세계에서 가장 큰  두 농기업 사이의 합병이 목전에 있다. 종자와 농약의 거인 몬산토가 독일계 제약과 화학 회사인 바이엘과 합병하는 순간이 가까워지고 있다. 이는 농민과 수분매개자, 저렴하고 건강한 먹을거리에 재앙을 불러올 수 있는 통합이다. 


몬산토-바이엘의 합병이 독이 되는 관계인 이유는 다음과 같다. 


농약 사용 증가를 불러올 원스톱 쇼핑

When the same people who sell seeds for pesticide-resistant crops also make the pesticides, there’s a huge incentive for that company to encourage chemical-heavy growing practices, cashing in twice on farmers who become ever more dependent on its products. And when pests and weeds inevitably develop a resistance to those chemicals? More seeds. More pesticides.

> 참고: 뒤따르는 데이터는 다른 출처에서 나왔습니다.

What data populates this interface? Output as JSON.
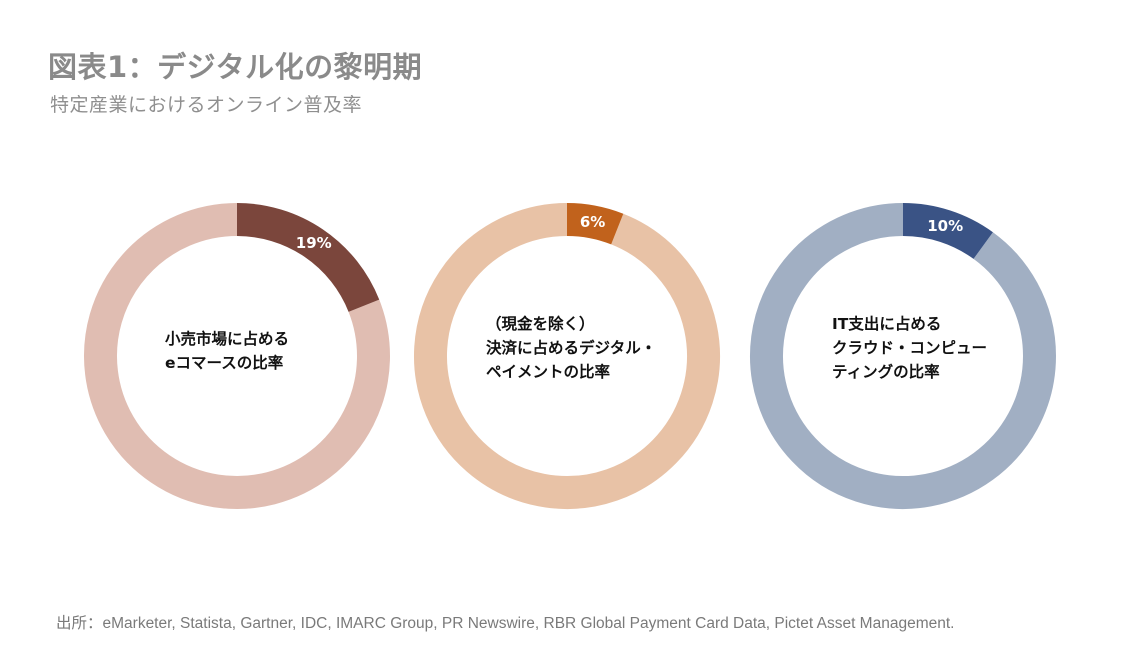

If the merger gets the green light, the result is a megacorporation, not a recipe for competition and innovation. In the past, such monopolies have cost small farmers big-time. Take corn, for example. As the likes of Monsanto and other big ag companies gobbled up smaller seed sellers in recent decades, the cost of corn seednearly quadrupled while corn prices are roughly the same as they were in 1996.


꿀벌과 나비들에게는 나쁜 소식

As you likely know, pollinators are in trouble. Bees are dying off in record numbers (without them, our crops would take a serious hit) and monarch butterfly numbers have dropped nearly 90 percent in just the past two decades. While climate change and habitat loss are contributing to these declines, we can also point a finger at neonics and glyphosate—two types of pesticides commonly found in Bayer and Monsanto products. Americans are spraying more and more of these toxins on crops and lawns—we used 3.5 million pounds of neonics in 2011 alone (double the amount used just five years earlier)—and pollinators are paying the price.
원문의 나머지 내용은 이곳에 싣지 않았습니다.